L’existence de cette constante L est mise en doute par la majorité de la communauté scientifique. Néanmoins cette hivers 1998 99 elle a fait la une des journaux avec l’annonce de son évaluation à partir de la mesure des distances de supernovae dans des galaxies lointaine. La conclusion est que l’expansion s’accélère !

Pour les galaxies, le Hubble Space Telescope nous fourni en 1997 une estimation grâce à la fameuse image réalisée sur 10 jours en quatre couleurs atteignant une magnitude proche de 30. Cette image est intitulée HDF comme Hubble Deep Field, ou champ profond de Hubble. Dans ce champ de 2,5’ de coté, on dénombre 1500 galaxies de tous types. Le décalage z vers le rouge des galaxies les plus lointaines serait d’environ 3 comme l’indique l’extinction en bande U. La résolution de cette image est d’environ 0,05’’. En 1996 la mesure des contreparties infrarouges des galaxies les plus faibles montre qu’elles sont très éloignées tout en restant plus proches que les quasars les plus distants connus. Elles ont du être formées alors que l’univers était à 20 ou 30% de son âge. Ainsi ce champ de 22500 sec d’arc carré est constitué de 1500 galaxies. Le champs est en moyenne couvert par une galaxie si celle ci présente un diamètre moyen de 4 seconde d’arc ! Compte tenu du fait que l’étendue d’une galaxie est supérieure à sa signature visible. On comprend qu’il est fort probable que la lumière de tous les quasars au de là de z=3 traverse une ou plusieurs galaxies à commencer par leur galaxie hote!

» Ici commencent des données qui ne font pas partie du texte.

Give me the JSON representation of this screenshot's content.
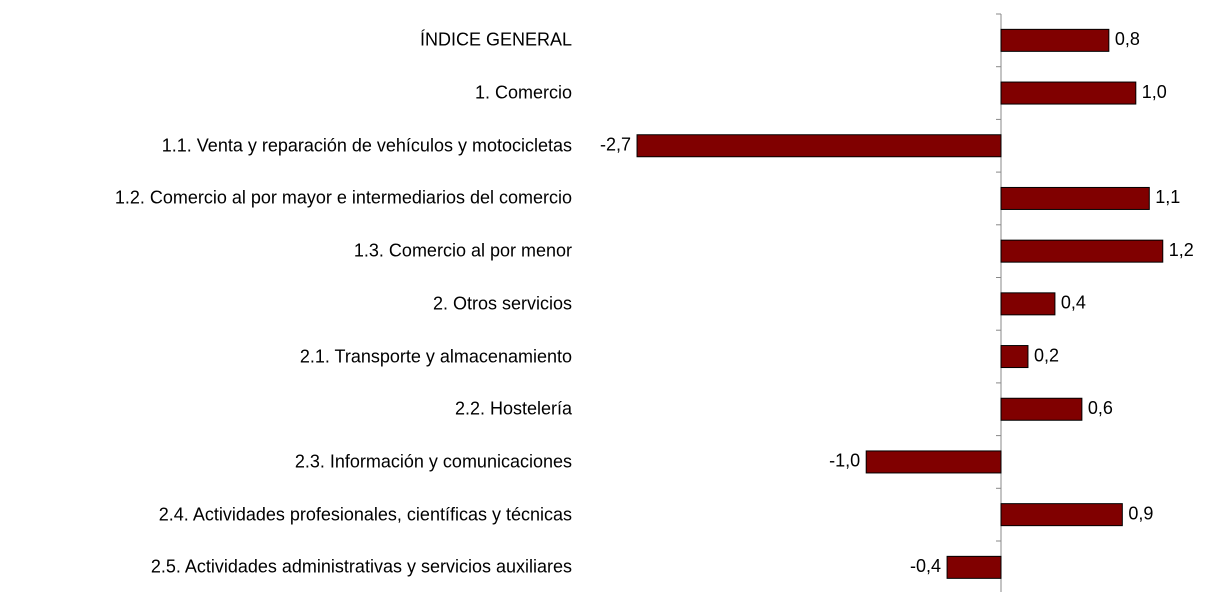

Les causes des variations d’éclats

En 1993 Michael R. S. Hawkins suggère que les variations d’éclat ne sont pas produites par la source d’énergie du quasar mais par le passage de planètes de type Jupiter appartenant aux galaxies interceptant le trajet optique. Dans le numéro du 10 Juin 1996 de Astrophysical Journal, Rudy Schild a publié les fruits d’une surveillance sur le quasar double Q0957+561. D’une part il montre que certaines fluctuations sont biens identiques sur les deux images avec un décalage temporel fixe; elles sont probablement intrinsèques à la source. D’autre part il trouve des variations différentes entre les deux images. La détection de ces fluctuations allant de l’année à quelques jours serait expliquée par le passage d’étoiles mais aussi de planètes de la galaxie déflectrice sur le trajet optique du quasar provoquant des microlentilles gravitationnelles sur l’une des images. La masse à l’origine des effets les plus courts serait équivalente à quelques Terre! La fréquence du phénomène suggère qu’il y a un million d’objets planétaires pour une étoile dans la galaxie déflectrice. Ceci restant à être confirmé et étant fortement mis en doute par la communauté.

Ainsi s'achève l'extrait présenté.